Baca: Dianggap Melegalkan Zina, Ini Penjelasan Soal Permendikbudristek Pencegahan Kekerasan Seksual
Menurutnya, aturan itu begitu standar benar dan salah dari sebuah aktivitas seksual tidak lagi berdasar nilai agama dan prinsip Pancasila sila pertama, Ketuhanan Yang Maha Esa. Tetapi, hanya persetujuan dari para pihak.
"Hal ini berimplikasi selama tidak ada pemaksaan, penyimpangan tersebut menjadi benar dan dibenarkan, meskipun dilakukan di luar pernikahan yang sah," jelasnya.
Pengingkaran nilai agama melalui sila pertama Pancasila itu juga dinilai bertentangan dengan visi pendidikan.
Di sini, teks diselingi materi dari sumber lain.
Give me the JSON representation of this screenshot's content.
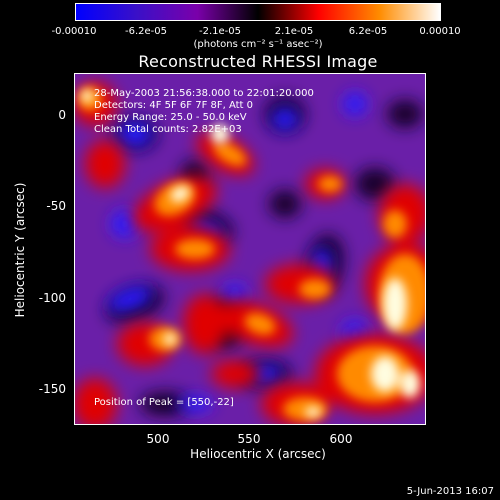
{
  "colorbar": {
    "tick_labels": [
      "-0.00010",
      "-6.2e-05",
      "-2.1e-05",
      "2.1e-05",
      "6.2e-05",
      "0.00010"
    ],
    "units_label": "(photons cm⁻² s⁻¹ asec⁻²)",
    "colors": [
      "#0000ff",
      "#3a10c8",
      "#7a00aa",
      "#000000",
      "#ff0000",
      "#ff8c00",
      "#ffffff"
    ]
  },
  "image": {
    "title": "Reconstructed RHESSI Image",
    "info_lines": [
      "28-May-2003 21:56:38.000 to 22:01:20.000",
      "Detectors: 4F 5F 6F 7F 8F, Att 0",
      "Energy Range: 25.0 - 50.0 keV",
      "Clean    Total counts: 2.82E+03"
    ],
    "peak_label": "Position of Peak = [550,-22]"
  },
  "axes": {
    "xlabel": "Heliocentric X (arcsec)",
    "ylabel": "Heliocentric Y (arcsec)",
    "x_ticks": [
      "500",
      "550",
      "600"
    ],
    "y_ticks": [
      "0",
      "-50",
      "-100",
      "-150"
    ],
    "xlim": [
      453,
      644
    ],
    "ylim": [
      -170,
      18
    ]
  },
  "footer": {
    "date": "5-Jun-2013 16:07"
  }
}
Sebagaimana ditegaskan dalam Pasal 31 ayat 3 Undang-Undang Dasar Negara Republik Indonesia Tahun 1945.
"Pasal itu menyatakan bahwa pemerintah mengusahakan dan menyelenggarakan satu sistem pendidikan nasional, yang meningkatkan keimanan dan ketakwaan serta ahlak mulia dalam rangka mencerdaskan kehidupan bangsa yang diatur dengan undang-undang," tutupnya.